The Hamas government meanwhile said 165,000 housing units -- half of those in the entire Gaza Strip -- had been destroyed in the raids.

With fears growing that the conflict could spread, Israel on Sunday admitted accidentally hitting an Egyptian border post, apologising for the incident which Cairo said had left an unspecified number of border guards with "minor injuries".

In the Israeli-occupied West Bank, two Palestinians were killed at the Jalazone refugee camp near Ramallah, the Palestinian health ministry said on Monday.

Meanwhile, there were fresh exchanges of fire over Israel's northern border with Lebanon as fears grew that Hezbollah, a close ally of Hamas and Iran, could enter the conflict, prompting Israel's Netanyahu to warn it would be "the mistake of its life".

An Israeli flag flutters from a self-propelled howitzer near Israel's border with the Gaza Strip. PHOTO: Reuters

"We will strike it with a force it cannot even imagine, and the significance for it and the state of Lebanon will be devastating," he said.

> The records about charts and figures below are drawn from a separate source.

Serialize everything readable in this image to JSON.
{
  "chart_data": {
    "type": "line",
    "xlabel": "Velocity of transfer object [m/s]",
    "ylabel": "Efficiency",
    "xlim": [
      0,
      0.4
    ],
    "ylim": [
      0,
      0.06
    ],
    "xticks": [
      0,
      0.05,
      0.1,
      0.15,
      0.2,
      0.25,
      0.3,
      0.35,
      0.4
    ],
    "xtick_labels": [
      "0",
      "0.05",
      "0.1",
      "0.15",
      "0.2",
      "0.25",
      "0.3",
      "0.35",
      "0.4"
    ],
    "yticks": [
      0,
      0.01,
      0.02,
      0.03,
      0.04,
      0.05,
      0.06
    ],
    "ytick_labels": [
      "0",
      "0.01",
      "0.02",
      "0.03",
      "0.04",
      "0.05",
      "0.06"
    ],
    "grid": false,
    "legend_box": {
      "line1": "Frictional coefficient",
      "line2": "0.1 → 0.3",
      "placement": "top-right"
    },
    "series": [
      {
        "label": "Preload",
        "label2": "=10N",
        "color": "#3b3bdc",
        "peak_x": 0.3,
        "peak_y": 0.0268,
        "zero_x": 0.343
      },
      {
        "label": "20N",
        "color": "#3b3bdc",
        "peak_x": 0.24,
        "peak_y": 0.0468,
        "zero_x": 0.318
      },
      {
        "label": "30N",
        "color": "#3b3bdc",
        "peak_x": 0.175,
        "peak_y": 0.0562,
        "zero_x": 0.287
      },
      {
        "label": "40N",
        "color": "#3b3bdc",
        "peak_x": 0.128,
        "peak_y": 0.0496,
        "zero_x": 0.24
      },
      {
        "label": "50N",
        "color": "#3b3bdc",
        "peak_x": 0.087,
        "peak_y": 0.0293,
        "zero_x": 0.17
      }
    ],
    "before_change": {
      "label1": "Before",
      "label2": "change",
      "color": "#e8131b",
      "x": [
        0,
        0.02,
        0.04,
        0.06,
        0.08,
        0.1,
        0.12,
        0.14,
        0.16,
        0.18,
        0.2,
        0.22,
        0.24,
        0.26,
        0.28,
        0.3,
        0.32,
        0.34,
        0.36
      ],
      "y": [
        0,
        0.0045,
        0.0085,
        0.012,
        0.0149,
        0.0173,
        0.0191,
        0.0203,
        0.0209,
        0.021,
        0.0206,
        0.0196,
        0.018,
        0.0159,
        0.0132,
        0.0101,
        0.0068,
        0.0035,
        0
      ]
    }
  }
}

Iran also warned about the conflict spreading on Sunday, with top diplomat Hossein Amir-Abdollahian cautioning that if Washington and Israel did not "immediately stop the crime against humanity and genocide in Gaza.. the region will go out of control".

But Washington also fired a shot across the bows of any actors looking to inflame the conflict, saying it wouldn't hesitate to act in the event of any "escalation".

"If any group or any country is looking to widen this conflict and take advantage of this very unfortunate situation that we see, our advice is: don't," US Defence Secretary Lloyd Austin said on ABC News.

On Sunday, Pope Francis used his weekly Angelus prayer in Rome to plead for an end to the bloodshed.

"War is always a defeat, it is a destruction of human fraternity. Brothers, stop!" he said.

He later held a 20-minute conversation with US President Joe Biden about "conflict situations in the world and the need to identify paths to peace", the Vatican said.

Biden later discussed with war with the leaders of Britain, Canada, France, Germany and Italy, the White House said.

Meanwhile, protesters hit the streets of several European capitals on Sunday with at least 10,000 people rallying in support of Israel in Berlin as Chancellor Olaf Scholz vowed to stamp out a resurgence of anti-Semitic incidents linked to the Israel-Hamas conflict.

And thousands rallied in Paris to demand an end to Israel's operation in Gaza in the first pro-Palestinian rally in the French capital that wasn't banned on security grounds.